Antibiotic-Only Treatment: The $500–$2,000 Alternative
Not every case of appendicitis requires surgery. A landmark 2020 study published in the New England Journal of Medicine found that antibiotics alone successfully treated uncomplicated appendicitis in about 70% of patients at 90 days — meaning 7 in 10 patients who chose antibiotics didn’t need surgery within three months.
The cost difference is stark: antibiotic treatment runs $500–$2,000 (ER visit, IV antibiotics, and follow-up) compared to $15,000–$40,000 for surgery. However, roughly 30% of patients treated with antibiotics eventually need surgery anyway — and if you’re among them, you’ll end up paying for both.
Antibiotic treatment isn’t appropriate for ruptured appendicitis, cases with an appendicolith (calcified deposit), or patients who prefer surgery for certainty. Ask your surgeon whether you’re a candidate if your imaging shows uncomplicated disease.
For related GI emergencies, our guides on small bowel obstruction and GI bleeding cover costs for other abdominal conditions you might encounter in the ER.
Questions Patients Ask About Appendectomy Cost
Is an appendectomy always done as emergency surgery? Usually, yes. Appendicitis progresses quickly, and most surgeons operate within 12–24 hours of diagnosis.
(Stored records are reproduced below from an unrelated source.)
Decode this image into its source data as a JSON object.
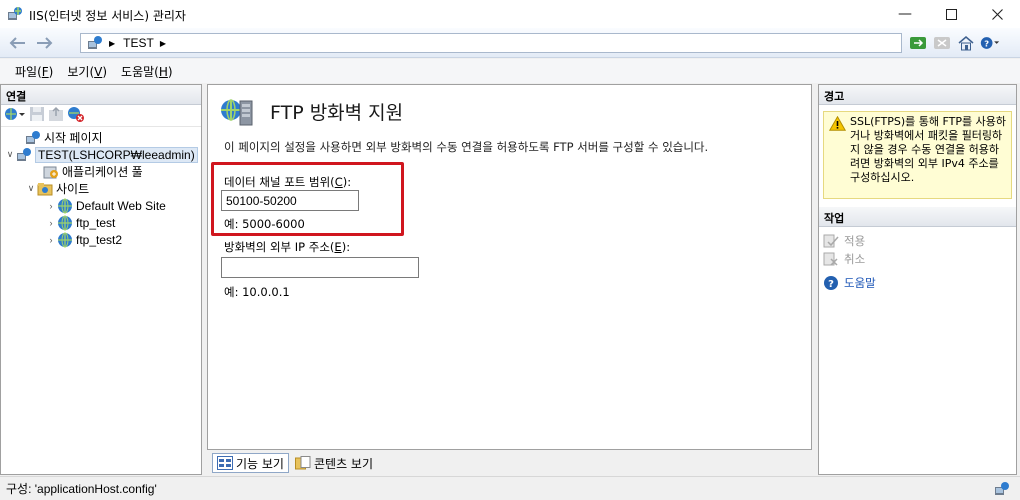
{
  "window": {
    "title": "IIS(인터넷 정보 서비스) 관리자"
  },
  "address": {
    "segments": [
      "TEST"
    ]
  },
  "menu": {
    "items": [
      {
        "label": "파일(",
        "key": "F",
        "end": ")"
      },
      {
        "label": "보기(",
        "key": "V",
        "end": ")"
      },
      {
        "label": "도움말(",
        "key": "H",
        "end": ")"
      }
    ]
  },
  "connections": {
    "header": "연결",
    "tree": [
      {
        "label": "시작 페이지"
      },
      {
        "label": "TEST(LSHCORP₩leeadmin)"
      },
      {
        "label": "애플리케이션 풀"
      },
      {
        "label": "사이트"
      },
      {
        "label": "Default Web Site"
      },
      {
        "label": "ftp_test"
      },
      {
        "label": "ftp_test2"
      }
    ]
  },
  "main": {
    "title": "FTP 방화벽 지원",
    "description": "이 페이지의 설정을 사용하면 외부 방화벽의 수동 연결을 허용하도록 FTP 서버를 구성할 수 있습니다.",
    "port_range": {
      "label": "데이터 채널 포트 범위(",
      "key": "C",
      "end": "):",
      "value": "50100-50200",
      "example": "예: 5000-6000"
    },
    "external_ip": {
      "label": "방화벽의 외부 IP 주소(",
      "key": "E",
      "end": "):",
      "value": "",
      "example": "예: 10.0.0.1"
    }
  },
  "tabs": {
    "features": "기능 보기",
    "content": "콘텐츠 보기"
  },
  "alerts": {
    "header": "경고",
    "message": "SSL(FTPS)를 통해 FTP를 사용하거나 방화벽에서 패킷을 필터링하지 않을 경우 수동 연결을 허용하려면 방화벽의 외부 IPv4 주소를 구성하십시오."
  },
  "actions": {
    "header": "작업",
    "apply": "적용",
    "cancel": "취소",
    "help": "도움말"
  },
  "status": {
    "text": "구성: 'applicationHost.config'"
  }
}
Some cases of recurrent or “grumbling” appendicitis are managed electively, which can lower costs slightly since scheduled surgery allows more prep time for insurance authorization.
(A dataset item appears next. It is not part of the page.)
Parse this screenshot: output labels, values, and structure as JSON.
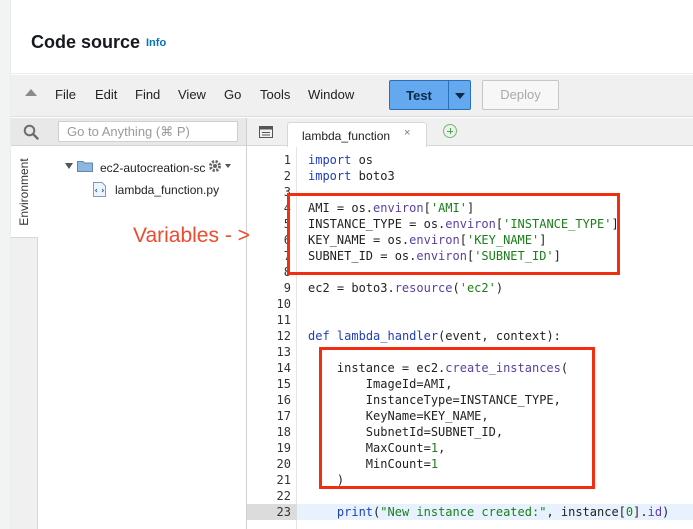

Why is my bill so much higher than the ranges here? Urban academic medical centers and specialty hospitals charge more than community hospitals. Geography matters too — costs in California, New York, and Massachusetts run higher than the national average. HCUP (the Healthcare Cost and Utilization Project) data from the Agency for Healthcare Research and Quality shows significant variation even within the same metro area.
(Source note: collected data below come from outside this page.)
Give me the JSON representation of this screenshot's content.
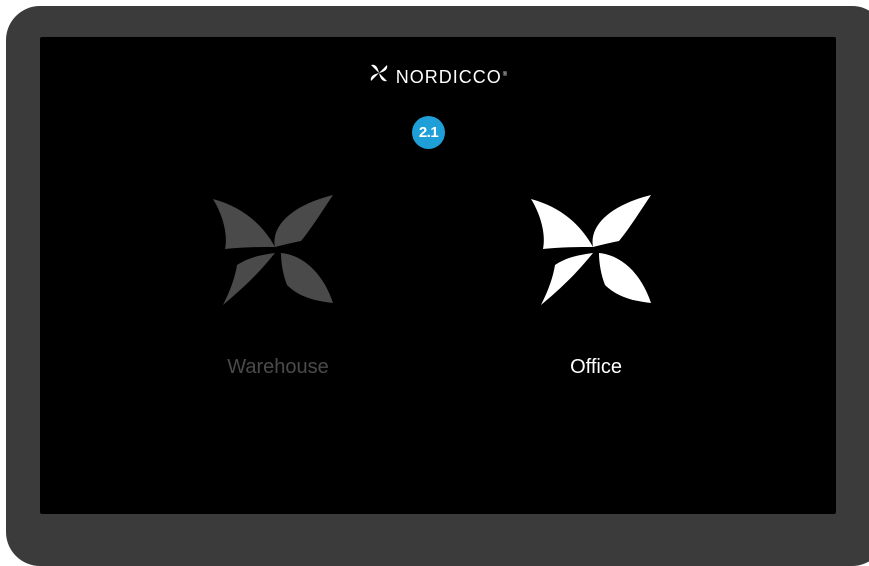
{
  "brand": {
    "name": "NORDICCO",
    "registered": "®",
    "icon": "pinwheel-logo-icon"
  },
  "step_badge": {
    "text": "2.1",
    "color": "#1f9fd8"
  },
  "options": {
    "warehouse": {
      "label": "Warehouse",
      "icon": "pinwheel-icon",
      "selected": false,
      "color": "#4a4a4a"
    },
    "office": {
      "label": "Office",
      "icon": "pinwheel-icon",
      "selected": true,
      "color": "#ffffff"
    }
  },
  "colors": {
    "bezel": "#3b3b3b",
    "screen": "#000000"
  }
}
Can I get a cost estimate upfront? Yes. Under federal price transparency rules effective 2021 (updated 2024), hospitals must publish a machine-readable price file including negotiated rates for common procedures. Ask for an estimate before elective follow-up procedures — emergency surgery itself can’t be pre-authorized, but post-op imaging, pathology, and outpatient visits can.
What if I get a bill from an out-of-network surgeon? Dispute it under the No Surprises Act. Emergency surgery is explicitly covered, and you should only owe your in-network cost-sharing amount. File a complaint with your insurer or your state insurance commissioner if the provider refuses.